LONDON—It’s becoming a bourbon-soaked world out there. For about a decade now, more and more whiskey drinkers internationally, far beyond the drink’s home state of Kentucky, have been developing a taste for the American spirit. And Europe, which was the single largest destination for U.S. spirit exports in 2016, has been at the center of the world’s bourbon renaissance.
“Bourbon has witnessed spectacular growth rates across the world, especially in Western Europe,” Spiros Malandrakis, the head analyst of alcoholic drinks at market-research company Euromonitor International, told me. Mad Men had something to do with it, he said (the AMC show features an Old Fashioned-clutching protagonist in the person of Don Draper), and so has the rise of cocktail culture around the world.

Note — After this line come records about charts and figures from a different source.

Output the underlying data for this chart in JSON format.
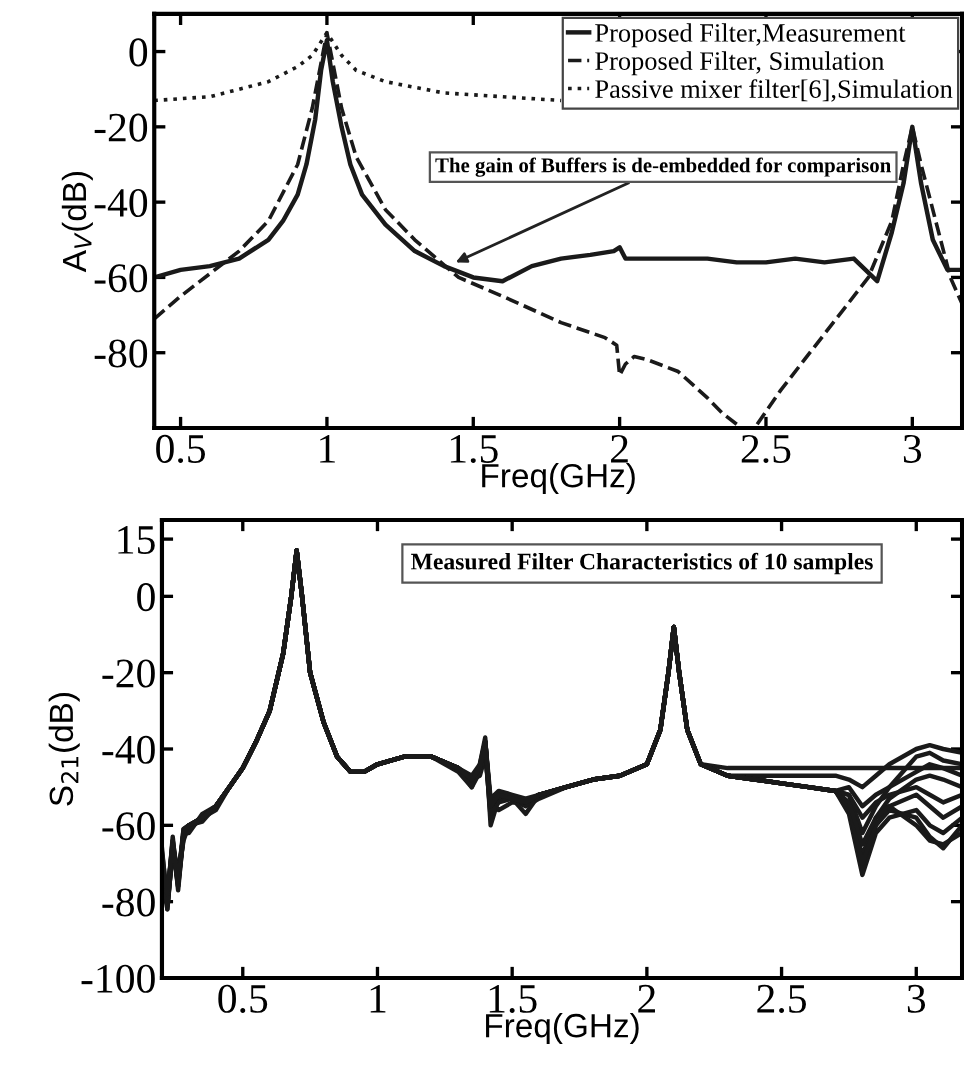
{
  "chart_data": [
    {
      "type": "line",
      "xlabel": "Freq(GHz)",
      "ylabel": "A$_{V}$(dB)",
      "xlim": [
        0.41,
        3.17
      ],
      "ylim": [
        -100,
        10
      ],
      "xticks": [
        0.5,
        1,
        1.5,
        2,
        2.5,
        3
      ],
      "yticks": [
        -80,
        -60,
        -40,
        -20,
        0
      ],
      "grid": false,
      "legend": "top right",
      "annotations": [
        {
          "text": "The gain of Buffers is de-embedded for comparison",
          "x": 1.44,
          "y": -56
        }
      ],
      "series": [
        {
          "name": "Proposed Filter,Measurement",
          "color": "#1a1a1a",
          "line_style": "solid",
          "x": [
            0.41,
            0.5,
            0.6,
            0.7,
            0.8,
            0.85,
            0.9,
            0.93,
            0.96,
            0.98,
            1.0,
            1.02,
            1.05,
            1.08,
            1.12,
            1.2,
            1.3,
            1.4,
            1.5,
            1.6,
            1.7,
            1.8,
            1.9,
            1.98,
            2.0,
            2.02,
            2.1,
            2.2,
            2.3,
            2.4,
            2.5,
            2.6,
            2.7,
            2.8,
            2.88,
            2.93,
            2.97,
            3.0,
            3.03,
            3.07,
            3.12,
            3.17
          ],
          "values": [
            -60,
            -58,
            -57,
            -55,
            -50,
            -45,
            -38,
            -30,
            -18,
            -5,
            3,
            -8,
            -20,
            -30,
            -38,
            -46,
            -53,
            -57,
            -60,
            -61,
            -57,
            -55,
            -54,
            -53,
            -52,
            -55,
            -55,
            -55,
            -55,
            -56,
            -56,
            -55,
            -56,
            -55,
            -61,
            -48,
            -35,
            -20,
            -35,
            -50,
            -58,
            -58
          ]
        },
        {
          "name": "Proposed Filter, Simulation",
          "color": "#1a1a1a",
          "line_style": "dashed",
          "x": [
            0.41,
            0.5,
            0.6,
            0.7,
            0.8,
            0.9,
            0.95,
            0.98,
            1.0,
            1.02,
            1.05,
            1.1,
            1.2,
            1.3,
            1.45,
            1.6,
            1.8,
            1.95,
            1.99,
            2.0,
            2.02,
            2.05,
            2.1,
            2.2,
            2.3,
            2.35,
            2.4,
            2.44,
            2.47,
            2.55,
            2.65,
            2.75,
            2.85,
            2.93,
            2.97,
            3.0,
            3.03,
            3.08,
            3.13,
            3.17
          ],
          "values": [
            -71,
            -65,
            -59,
            -53,
            -45,
            -30,
            -15,
            -3,
            5,
            -3,
            -15,
            -28,
            -42,
            -50,
            -60,
            -65,
            -72,
            -76,
            -78,
            -86,
            -83,
            -81,
            -82,
            -85,
            -92,
            -96,
            -99,
            null,
            -99,
            -90,
            -80,
            -70,
            -60,
            -45,
            -30,
            -20,
            -30,
            -45,
            -60,
            -67
          ]
        },
        {
          "name": "Passive mixer filter[6],Simulation",
          "color": "#1a1a1a",
          "line_style": "dotted",
          "x": [
            0.41,
            0.6,
            0.8,
            0.9,
            0.95,
            1.0,
            1.05,
            1.1,
            1.2,
            1.4,
            1.6,
            1.8
          ],
          "values": [
            -13,
            -12,
            -8,
            -4,
            -1,
            5,
            -1,
            -5,
            -8,
            -11,
            -12,
            -13
          ]
        }
      ]
    },
    {
      "type": "line",
      "xlabel": "Freq(GHz)",
      "ylabel": "S$_{21}$(dB)",
      "xlim": [
        0.2,
        3.17
      ],
      "ylim": [
        -100,
        20
      ],
      "xticks": [
        0.5,
        1,
        1.5,
        2,
        2.5,
        3
      ],
      "yticks": [
        -100,
        -80,
        -60,
        -40,
        -20,
        0,
        15
      ],
      "grid": false,
      "legend": false,
      "annotations": [
        "Measured Filter Characteristics of 10 samples"
      ],
      "x": [
        0.2,
        0.22,
        0.24,
        0.26,
        0.28,
        0.3,
        0.35,
        0.4,
        0.45,
        0.5,
        0.55,
        0.6,
        0.65,
        0.68,
        0.7,
        0.72,
        0.75,
        0.8,
        0.85,
        0.9,
        0.95,
        1.0,
        1.1,
        1.2,
        1.3,
        1.35,
        1.38,
        1.4,
        1.42,
        1.45,
        1.5,
        1.55,
        1.6,
        1.7,
        1.8,
        1.9,
        2.0,
        2.05,
        2.08,
        2.1,
        2.12,
        2.15,
        2.2,
        2.3,
        2.4,
        2.5,
        2.6,
        2.7,
        2.75,
        2.8,
        2.85,
        2.9,
        3.0,
        3.05,
        3.1,
        3.17
      ],
      "series": [
        {
          "color": "#1a1a1a",
          "line_style": "solid",
          "values": [
            -70,
            -80,
            -65,
            -75,
            -62,
            -60,
            -58,
            -55,
            -50,
            -45,
            -38,
            -30,
            -15,
            0,
            12,
            0,
            -20,
            -33,
            -42,
            -46,
            -46,
            -44,
            -42,
            -42,
            -45,
            -48,
            -45,
            -38,
            -55,
            -52,
            -53,
            -54,
            -52,
            -50,
            -48,
            -47,
            -44,
            -35,
            -20,
            -8,
            -20,
            -35,
            -44,
            -45,
            -45,
            -45,
            -45,
            -45,
            -45,
            -45,
            -45,
            -45,
            -45,
            -45,
            -45,
            -45
          ]
        },
        {
          "color": "#1a1a1a",
          "line_style": "solid",
          "values": [
            -68,
            -82,
            -66,
            -72,
            -63,
            -61,
            -58,
            -55,
            -50,
            -45,
            -38,
            -30,
            -15,
            0,
            12,
            0,
            -20,
            -33,
            -42,
            -46,
            -46,
            -44,
            -42,
            -42,
            -45,
            -48,
            -46,
            -40,
            -58,
            -52,
            -53,
            -54,
            -52,
            -50,
            -48,
            -47,
            -44,
            -35,
            -20,
            -8,
            -20,
            -35,
            -44,
            -47,
            -47,
            -47,
            -47,
            -47,
            -48,
            -50,
            -47,
            -44,
            -40,
            -39,
            -40,
            -41
          ]
        },
        {
          "color": "#1a1a1a",
          "line_style": "solid",
          "values": [
            -72,
            -78,
            -64,
            -76,
            -61,
            -60,
            -59,
            -55,
            -50,
            -45,
            -38,
            -30,
            -15,
            0,
            12,
            0,
            -20,
            -33,
            -42,
            -46,
            -46,
            -44,
            -42,
            -42,
            -45,
            -50,
            -44,
            -37,
            -60,
            -53,
            -53,
            -55,
            -53,
            -50,
            -48,
            -47,
            -44,
            -35,
            -20,
            -8,
            -20,
            -35,
            -44,
            -47,
            -48,
            -49,
            -50,
            -51,
            -52,
            -62,
            -55,
            -50,
            -42,
            -41,
            -43,
            -44
          ]
        },
        {
          "color": "#1a1a1a",
          "line_style": "solid",
          "values": [
            -66,
            -81,
            -67,
            -74,
            -62,
            -62,
            -57,
            -55,
            -50,
            -45,
            -38,
            -30,
            -15,
            0,
            12,
            0,
            -20,
            -33,
            -42,
            -46,
            -46,
            -44,
            -42,
            -42,
            -45,
            -48,
            -47,
            -42,
            -54,
            -56,
            -54,
            -54,
            -52,
            -50,
            -48,
            -47,
            -44,
            -35,
            -20,
            -8,
            -20,
            -35,
            -44,
            -47,
            -48,
            -49,
            -50,
            -51,
            -55,
            -68,
            -58,
            -53,
            -48,
            -47,
            -48,
            -50
          ]
        },
        {
          "color": "#1a1a1a",
          "line_style": "solid",
          "values": [
            -74,
            -79,
            -65,
            -73,
            -64,
            -60,
            -58,
            -56,
            -50,
            -45,
            -38,
            -30,
            -15,
            0,
            12,
            0,
            -20,
            -33,
            -42,
            -46,
            -46,
            -44,
            -42,
            -42,
            -45,
            -49,
            -45,
            -39,
            -56,
            -52,
            -53,
            -57,
            -52,
            -50,
            -48,
            -47,
            -44,
            -35,
            -20,
            -8,
            -20,
            -35,
            -44,
            -47,
            -48,
            -49,
            -50,
            -51,
            -56,
            -72,
            -60,
            -55,
            -52,
            -55,
            -58,
            -55
          ]
        },
        {
          "color": "#1a1a1a",
          "line_style": "solid",
          "values": [
            -69,
            -80,
            -63,
            -77,
            -62,
            -61,
            -58,
            -55,
            -50,
            -45,
            -38,
            -30,
            -15,
            0,
            12,
            0,
            -20,
            -33,
            -42,
            -46,
            -46,
            -44,
            -42,
            -42,
            -45,
            -48,
            -45,
            -38,
            -55,
            -52,
            -53,
            -54,
            -52,
            -50,
            -48,
            -47,
            -44,
            -35,
            -20,
            -8,
            -20,
            -35,
            -44,
            -47,
            -48,
            -49,
            -50,
            -51,
            -57,
            -73,
            -62,
            -58,
            -56,
            -60,
            -62,
            -58
          ]
        },
        {
          "color": "#1a1a1a",
          "line_style": "solid",
          "values": [
            -71,
            -82,
            -66,
            -75,
            -63,
            -60,
            -58,
            -55,
            -50,
            -45,
            -38,
            -30,
            -15,
            0,
            12,
            0,
            -20,
            -33,
            -42,
            -46,
            -46,
            -44,
            -42,
            -42,
            -46,
            -50,
            -46,
            -41,
            -57,
            -54,
            -53,
            -54,
            -52,
            -50,
            -48,
            -47,
            -44,
            -35,
            -20,
            -8,
            -20,
            -35,
            -44,
            -47,
            -48,
            -49,
            -50,
            -51,
            -55,
            -70,
            -60,
            -56,
            -58,
            -63,
            -66,
            -60
          ]
        },
        {
          "color": "#1a1a1a",
          "line_style": "solid",
          "values": [
            -67,
            -79,
            -64,
            -74,
            -61,
            -60,
            -58,
            -55,
            -50,
            -45,
            -38,
            -30,
            -15,
            0,
            12,
            0,
            -20,
            -33,
            -42,
            -46,
            -46,
            -44,
            -42,
            -42,
            -45,
            -48,
            -45,
            -38,
            -55,
            -52,
            -53,
            -54,
            -52,
            -50,
            -48,
            -47,
            -44,
            -35,
            -20,
            -8,
            -20,
            -35,
            -44,
            -47,
            -48,
            -49,
            -50,
            -51,
            -54,
            -65,
            -58,
            -55,
            -60,
            -64,
            -65,
            -62
          ]
        },
        {
          "color": "#1a1a1a",
          "line_style": "solid",
          "values": [
            -73,
            -81,
            -66,
            -76,
            -63,
            -61,
            -58,
            -55,
            -50,
            -45,
            -38,
            -30,
            -15,
            0,
            12,
            0,
            -20,
            -33,
            -42,
            -46,
            -46,
            -44,
            -42,
            -42,
            -45,
            -47,
            -44,
            -38,
            -53,
            -51,
            -52,
            -53,
            -52,
            -50,
            -48,
            -47,
            -44,
            -35,
            -20,
            -8,
            -20,
            -35,
            -44,
            -47,
            -48,
            -49,
            -50,
            -51,
            -52,
            -58,
            -54,
            -52,
            -50,
            -52,
            -54,
            -52
          ]
        },
        {
          "color": "#1a1a1a",
          "line_style": "solid",
          "values": [
            -70,
            -78,
            -65,
            -75,
            -62,
            -60,
            -58,
            -55,
            -50,
            -45,
            -38,
            -30,
            -15,
            0,
            12,
            0,
            -20,
            -33,
            -42,
            -46,
            -46,
            -44,
            -42,
            -42,
            -45,
            -48,
            -45,
            -38,
            -55,
            -52,
            -53,
            -54,
            -52,
            -50,
            -48,
            -47,
            -44,
            -35,
            -20,
            -8,
            -20,
            -35,
            -44,
            -47,
            -48,
            -49,
            -50,
            -51,
            -50,
            -55,
            -52,
            -50,
            -46,
            -44,
            -45,
            -47
          ]
        }
      ]
    }
  ]
}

But bourbon’s fortunes may be changing, and the uncertain fate of one liquor distills many of the bigger forces unleashed by Trump’s burgeoning global trade war. But what does happy hour have to do with metal tariffs? When Trump decided to slap import taxes on steel and aluminum from Europe and other U.S. allies, Europe opted among other things to hit the booze—with taxes, that is. The EU put bourbon on a list of more than 100 American products that now face increased tariffs by the European Union, meaning importing them to Europe will be more expensive. As of Friday, American whiskey exports to the EU will face a 25-percent levy; assuming that sellers in Europe make consumers absorb all these costs, that could mean that, say, a bottle of Maker’s Mark that usually costs 35 euros at the grocery store would now cost as much as 44 euros. To the extent this drives consumers to opt for the Glenlivet instead, the tax threatens to hinder the bourbon industry’s growing export market, of which the EU claims nearly half. It also hurts Europe’s bourbon drinkers, for whom smaller bourbon brands could become more expensive—or simply disappear from the continent’s shelves entirely.